Accessing Context at the Right Time 🔗

Context can only be accessed in the top level of the component script while it is initializing. Internally, Svelte sets a global current_component variable as a component is initializing, and getContext and setContext reference it to determine which context they should be getting and setting.

current_component is set only when the component is being created and running its top-level code for the first time, so this is the only time that you can call the context functions. Calling them at any other time will cause an error.

Concretely, this means that you can't call getContext or setContext from any of these places:

  • A reactive statement (i.e. a $: expression)
  • A template expression
  • An asynchronous callback or promise chain
  • A function in another file. (Well, you can if you're careful to only call that function at startup time. Still, generally not a good idea.)
  • onMount, onDestroy, or other lifecycle functions.

As of Svelte 3.23.2 it actually does work to call getContext during onMount but I don't think this is intended, so don't do it.

Simply put, make sure to get your context data right at the start, even if you don't need it immediately.

Preventing Key Interference 🔗

One risk using context is that if you choose a generic enough name, such as info, some other component in the tree may unwittingly overwrite your data by setting the same key.

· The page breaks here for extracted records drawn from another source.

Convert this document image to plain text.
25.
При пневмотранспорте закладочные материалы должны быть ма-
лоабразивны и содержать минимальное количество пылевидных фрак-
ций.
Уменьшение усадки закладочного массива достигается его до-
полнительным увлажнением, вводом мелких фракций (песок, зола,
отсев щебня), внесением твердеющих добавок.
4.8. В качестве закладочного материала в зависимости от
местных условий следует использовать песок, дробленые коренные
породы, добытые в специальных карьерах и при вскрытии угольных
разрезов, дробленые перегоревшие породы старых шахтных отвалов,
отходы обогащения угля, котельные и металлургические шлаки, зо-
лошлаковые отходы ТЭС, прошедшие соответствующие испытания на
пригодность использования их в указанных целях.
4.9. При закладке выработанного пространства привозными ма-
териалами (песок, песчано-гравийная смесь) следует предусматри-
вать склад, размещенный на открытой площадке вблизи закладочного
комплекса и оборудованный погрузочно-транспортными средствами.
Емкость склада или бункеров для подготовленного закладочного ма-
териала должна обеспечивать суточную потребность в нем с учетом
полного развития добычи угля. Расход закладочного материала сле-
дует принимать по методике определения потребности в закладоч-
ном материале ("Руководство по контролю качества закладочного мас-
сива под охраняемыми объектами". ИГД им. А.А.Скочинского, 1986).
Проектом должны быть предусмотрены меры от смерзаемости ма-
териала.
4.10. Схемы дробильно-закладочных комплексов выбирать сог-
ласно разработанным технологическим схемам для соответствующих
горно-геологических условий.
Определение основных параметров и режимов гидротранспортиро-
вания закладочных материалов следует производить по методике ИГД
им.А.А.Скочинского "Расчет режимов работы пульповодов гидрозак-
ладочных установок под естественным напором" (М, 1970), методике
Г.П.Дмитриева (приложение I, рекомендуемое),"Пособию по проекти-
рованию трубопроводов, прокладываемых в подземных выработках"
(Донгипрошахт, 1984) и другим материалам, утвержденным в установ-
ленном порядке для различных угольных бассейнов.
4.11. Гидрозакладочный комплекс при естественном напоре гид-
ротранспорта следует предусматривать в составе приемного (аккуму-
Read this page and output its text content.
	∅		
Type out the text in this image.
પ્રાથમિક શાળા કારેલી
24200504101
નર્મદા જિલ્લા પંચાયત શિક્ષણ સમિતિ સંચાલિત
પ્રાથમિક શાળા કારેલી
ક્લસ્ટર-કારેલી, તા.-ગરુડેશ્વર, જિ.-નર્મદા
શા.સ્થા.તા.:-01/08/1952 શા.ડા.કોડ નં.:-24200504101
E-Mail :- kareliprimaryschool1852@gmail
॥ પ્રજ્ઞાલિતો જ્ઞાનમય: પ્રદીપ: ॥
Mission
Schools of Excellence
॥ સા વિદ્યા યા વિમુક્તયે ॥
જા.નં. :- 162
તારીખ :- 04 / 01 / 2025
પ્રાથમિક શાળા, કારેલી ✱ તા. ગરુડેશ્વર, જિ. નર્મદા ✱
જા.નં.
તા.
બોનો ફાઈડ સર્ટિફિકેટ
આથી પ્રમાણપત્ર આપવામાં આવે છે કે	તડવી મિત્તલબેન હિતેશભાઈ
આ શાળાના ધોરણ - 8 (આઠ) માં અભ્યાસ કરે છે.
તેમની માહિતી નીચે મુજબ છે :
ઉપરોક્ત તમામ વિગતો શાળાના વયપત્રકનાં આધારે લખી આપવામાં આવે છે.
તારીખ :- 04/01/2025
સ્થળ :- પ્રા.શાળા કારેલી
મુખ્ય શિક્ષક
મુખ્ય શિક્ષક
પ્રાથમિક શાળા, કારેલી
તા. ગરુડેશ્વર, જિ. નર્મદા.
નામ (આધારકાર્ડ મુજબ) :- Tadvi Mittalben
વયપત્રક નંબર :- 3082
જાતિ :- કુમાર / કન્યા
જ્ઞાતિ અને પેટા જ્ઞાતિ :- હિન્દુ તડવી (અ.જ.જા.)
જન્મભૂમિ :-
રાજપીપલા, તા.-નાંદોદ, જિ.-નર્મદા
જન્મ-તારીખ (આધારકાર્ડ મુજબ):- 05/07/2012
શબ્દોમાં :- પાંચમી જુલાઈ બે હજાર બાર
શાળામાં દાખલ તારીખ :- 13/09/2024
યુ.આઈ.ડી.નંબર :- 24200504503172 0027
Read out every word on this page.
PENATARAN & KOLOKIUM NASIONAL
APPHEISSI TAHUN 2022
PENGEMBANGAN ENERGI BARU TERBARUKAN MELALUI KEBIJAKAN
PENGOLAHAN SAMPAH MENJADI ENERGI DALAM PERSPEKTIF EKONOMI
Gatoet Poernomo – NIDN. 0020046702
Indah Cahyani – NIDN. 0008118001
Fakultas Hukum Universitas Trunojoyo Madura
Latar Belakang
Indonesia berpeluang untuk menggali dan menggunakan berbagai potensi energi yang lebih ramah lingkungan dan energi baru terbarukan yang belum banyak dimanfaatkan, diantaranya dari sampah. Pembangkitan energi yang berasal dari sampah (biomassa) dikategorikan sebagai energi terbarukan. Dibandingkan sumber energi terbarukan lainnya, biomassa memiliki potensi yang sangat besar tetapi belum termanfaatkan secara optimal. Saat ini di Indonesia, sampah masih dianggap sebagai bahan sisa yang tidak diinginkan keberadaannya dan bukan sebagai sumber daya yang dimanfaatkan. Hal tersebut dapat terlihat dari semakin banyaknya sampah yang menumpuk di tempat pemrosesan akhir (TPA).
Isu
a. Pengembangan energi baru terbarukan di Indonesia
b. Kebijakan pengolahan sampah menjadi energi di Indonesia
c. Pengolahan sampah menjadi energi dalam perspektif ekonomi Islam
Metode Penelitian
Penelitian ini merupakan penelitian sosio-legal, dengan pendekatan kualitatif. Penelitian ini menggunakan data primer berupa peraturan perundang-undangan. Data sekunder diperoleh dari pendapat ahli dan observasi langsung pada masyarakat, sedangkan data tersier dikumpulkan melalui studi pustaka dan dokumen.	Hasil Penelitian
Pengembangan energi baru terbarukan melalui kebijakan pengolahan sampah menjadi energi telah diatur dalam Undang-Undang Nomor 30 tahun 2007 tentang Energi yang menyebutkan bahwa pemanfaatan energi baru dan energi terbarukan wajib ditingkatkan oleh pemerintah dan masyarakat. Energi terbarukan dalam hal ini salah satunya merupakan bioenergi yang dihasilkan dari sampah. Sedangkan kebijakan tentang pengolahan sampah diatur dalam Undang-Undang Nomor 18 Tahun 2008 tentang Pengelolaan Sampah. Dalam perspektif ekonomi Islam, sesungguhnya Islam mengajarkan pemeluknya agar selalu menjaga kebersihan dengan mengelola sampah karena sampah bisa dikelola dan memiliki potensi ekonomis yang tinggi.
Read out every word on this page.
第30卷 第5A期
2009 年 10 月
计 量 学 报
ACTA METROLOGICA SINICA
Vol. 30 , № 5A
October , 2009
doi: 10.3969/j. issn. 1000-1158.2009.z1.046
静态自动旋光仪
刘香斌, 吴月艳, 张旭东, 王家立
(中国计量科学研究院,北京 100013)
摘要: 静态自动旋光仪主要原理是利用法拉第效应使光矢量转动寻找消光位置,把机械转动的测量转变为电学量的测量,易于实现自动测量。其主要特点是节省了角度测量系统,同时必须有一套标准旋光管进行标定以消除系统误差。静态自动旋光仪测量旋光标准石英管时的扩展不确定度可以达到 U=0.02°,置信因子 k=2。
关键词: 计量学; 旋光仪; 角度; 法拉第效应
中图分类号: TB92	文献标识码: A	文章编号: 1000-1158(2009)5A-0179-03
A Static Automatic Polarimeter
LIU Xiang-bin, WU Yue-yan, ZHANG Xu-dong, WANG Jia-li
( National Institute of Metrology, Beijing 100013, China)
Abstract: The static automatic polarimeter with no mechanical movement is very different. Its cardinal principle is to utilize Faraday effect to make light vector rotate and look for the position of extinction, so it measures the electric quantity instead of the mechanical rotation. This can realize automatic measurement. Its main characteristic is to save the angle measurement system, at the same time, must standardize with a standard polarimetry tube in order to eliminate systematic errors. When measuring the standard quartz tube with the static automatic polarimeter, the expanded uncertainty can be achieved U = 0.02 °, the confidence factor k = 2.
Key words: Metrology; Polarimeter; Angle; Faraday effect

This can be avoided by choosing a relatively unique string, but there is a better solution. Because the context is a Javascript Map, the keys can be almost anything, including objects.

// context.js
// Export an object
export default {};
// or maybe this instead
export default Symbol('datakey');

// component.Svelte
<script>
    import { setContext } from 'svelte';
    import contextKey from './context';
    setContext(contextKey, someData);
</script>

Now the context key is a reference to a particular object It's impossible for anything else to interfere, since other uses of this context data need to intentionally import that object from context.js to use the key.

This is slightly less convenient than just using a string, but it adds some nice robustness and also removes the risk of typos in the context key. That said, using a reasonably unique string should be fine in most cases.

Alternatives to Context 🔗

Props and Event Dispatching 🔗

The simplest way to distribute state throughout the application is to use component properties and event dispatching. Parent components pass data down to their children using the properties, and see changes either through the components dispatching events, use of the bind: syntax, or updates to stores.

When a particular piece of state needs to be used widely throughout an application, this can become burdensome. There is where global stores are useful.

Global Stores 🔗

When it's feasible, my favorite method of distributing state across a large number of components is to define a store in another Javascript file, and just import it everywhere that it's needed.